Remember that every ritual is a potential opportunity for your PC to creatively solve a type of problem as well a tool to help DMs create and add new layers of quests, encounters, adventures and storytelling in your game. Whether in the hands of your characters, or in the hands of antagonists, ritual magic is a resource for D&D problem-solving and inspiration.
Crunch and Fluff
One of the driving factors of D&D (and most RPGs) is finding a fine and wondrous balance between atmosphere and rules, or fluff and crunch. Rituals are emblematic of that fine balance, as are martial exploits, divine prayers, arcane spells, primal evocations and psionic disciplines. Rituals, of course, are set apart in D&D 4e because, unlike class powers, they generally do not have urgent or immediate combat utility.
But rituals still impact other important aspects of the game, such as exploration, travel, and problems and challenges that punching a face, swinging a sword or shooting fireballs or lightning bolts (even Braveheart-style!) simply can’t fix.
The problem with the current presentation of rituals is that how and what type of problems they fix isn’t always very clear. For example, take the Creation category. Sure, you create something… but for what purpose? To build bridges? To conjure clowns? These rituals are simply not defined well enough. They need to be broken out into clearer categories of actual utility in-game. Categories such as “Creation” and often, “Exploration,” don’t do enough to explain what a ritual really does for you.
So take a moment to think about how you’d like to use ritual magic. What’s your ritual’s real purpose? What kinds of problems do you want your ritual to solve? “Creation” is not a problem. Or at least, not a clear one. You have to dig deeper.
Would you like to use rituals to help you combat ever-present adventuring risks, such as disease, petrification and death? To gather information and communicate with more creatures and things in the world – and beyond? Would you prefer to only focus on those that affect your magic items and supplies? Or those that improve your travel and movement options, whether among the elements and features of the natural world or into and across other planes? Asking these kinds of questions is a good start before you take the plunge and choose or buy your ritual books or scrolls.
Now while there are over three hundred rituals, some of their categorization is terrible. This aspect has improved with later material, such as the new and more focused categories found in PHB2 (i.e. Deception), but the gap is still real for many rituals. So let’s re-organize and re-focus them into these six purposeful and meaningful new categories. After looking up, reading and gleaning the true purpose of hundreds of rituals in the D&D Compendium, and creating my own custom list of them by category, I’ve come up with the following:
Kilsek’s Ritual Categories 2.0
- Adventuring Risks
- Magic & Alchemical Items
- Travel & Movement
- Information Gathering & Communication
- Security & Deception
- Personal Aid, Supplies & Illumination
My goals with these new categories included a) titling each category by the rituals’ general purpose in adventures, b) keeping the total number of categories reasonable, c) keeping similar or strongly connected “sub-categories” together, and d) finding a more suitable and practical category for the many poorly categorized rituals – such as Creation rituals whose name or category don’t necessarily make it immediately clear how they might be useful (i.e.
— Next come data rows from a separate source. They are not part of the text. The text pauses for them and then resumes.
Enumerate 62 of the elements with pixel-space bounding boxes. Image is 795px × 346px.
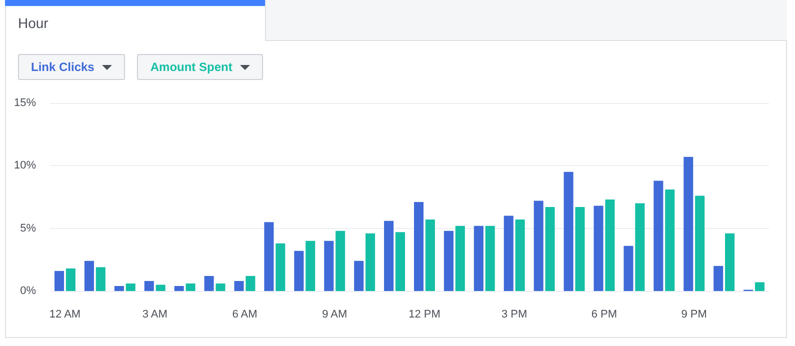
bar <box>714 266 724 291</box>
chart-title: Hour <box>18 15 48 31</box>
bar <box>354 260 364 291</box>
bar <box>455 226 465 291</box>
bar <box>474 226 484 291</box>
bar <box>174 286 184 291</box>
x-tick-label: 9 AM <box>322 308 348 320</box>
bar <box>534 200 544 291</box>
bar <box>246 276 256 291</box>
bar <box>96 267 106 291</box>
y-tick-label: 15% <box>14 97 36 109</box>
y-tick-label: 0% <box>20 285 36 297</box>
bar <box>594 206 604 291</box>
bar <box>324 240 334 291</box>
bar <box>264 222 274 291</box>
bar <box>114 286 124 291</box>
bar <box>126 283 136 291</box>
bar <box>414 202 424 291</box>
y-tick-label: 5% <box>20 222 36 234</box>
bar <box>605 200 615 291</box>
bar <box>276 243 286 291</box>
bar <box>725 233 735 291</box>
y-tick-label: 10% <box>14 160 36 172</box>
bar <box>575 207 585 291</box>
bar <box>684 156 694 291</box>
bar <box>754 282 765 291</box>
bar <box>695 196 705 291</box>
bar <box>294 250 304 291</box>
x-tick-label: 12 AM <box>49 308 81 320</box>
bar <box>186 283 196 291</box>
bar <box>485 226 495 291</box>
bar <box>66 268 76 291</box>
x-tick-label: 9 PM <box>681 308 707 320</box>
bar <box>624 246 634 291</box>
bar <box>545 207 555 291</box>
bar <box>336 230 346 291</box>
bar <box>564 172 574 291</box>
x-tick-label: 6 AM <box>232 308 258 320</box>
bar <box>234 280 244 291</box>
bar <box>306 240 316 291</box>
bar <box>84 260 94 291</box>
bar <box>635 203 645 291</box>
bar <box>216 283 226 291</box>
bar <box>395 232 406 291</box>
bar <box>425 220 435 291</box>
x-tick-label: 3 PM <box>502 308 528 320</box>
bar <box>144 280 154 291</box>
bar <box>384 220 394 291</box>
bar <box>444 230 454 291</box>
bar <box>504 216 514 291</box>
bar <box>54 270 64 291</box>
bar <box>366 233 376 291</box>
x-tick-label: 3 AM <box>142 308 168 320</box>
x-tick-label: 6 PM <box>591 308 618 320</box>
text: Link Clicks <box>31 60 94 74</box>
text: Amount Spent <box>150 60 232 74</box>
bar <box>204 276 214 291</box>
bar <box>654 180 664 291</box>
bar <box>665 189 675 291</box>
bar <box>156 284 166 291</box>
x-tick-label: 12 PM <box>408 308 440 320</box>
bar <box>515 220 525 291</box>
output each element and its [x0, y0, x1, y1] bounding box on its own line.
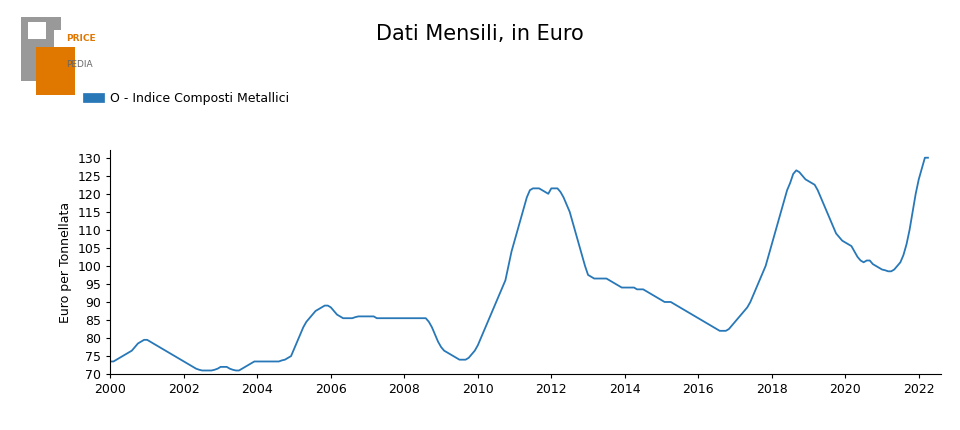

Ironwood).
Keep in mind, some rituals have double-utility (i.e. Create Campsite, Iron Vigil, Ward the True Name), their effects touching on more than one of the six categories, though one category is often a more dominant theme. The bonus, of course, is that these are often especially helpful rituals.
Ritual Categories 2.0 in Your Games
Try these new categories out in your games, or create your own using the guiding principles above to stay efficient and achieve greater clarity of rituals’ actual in-game purpose. You might find it a bit easier to actually find and remember that you have just the right ritual for your particular situation in the adventure, and be more willing to spend your hard-earned gold on the scroll or book and its needed Alchemical Reagents, Mystic Salves or other ritual components.
Let me know if you find this new perspective more helpful in making it easier for your characters to acquire and use the rituals they really want and need throughout your adventures. Tell me if this makes including ritual use and the consequences or impact of ritual use in your adventure design as a DM easier. Hopefully – like this effort and approach has for me, on either side of the table – it’ll help you too!
Not sure where to start with emphasizing greater ritual use in your campaign?
Nausicaa started ranking rituals over at the Character Optimization D&D forum under Wizard. While rituals have that find blended quality of crunch and flavor, it can also make them harder to assess since there’s less typical measurables involved like there are in combat.
Still, Nausicaa has bravely kicked off the effort! Take a look at some of her knowledgeable feedback to help find some quality rituals and generate some ideas on how you can make rituals a more engaging option for you and your game.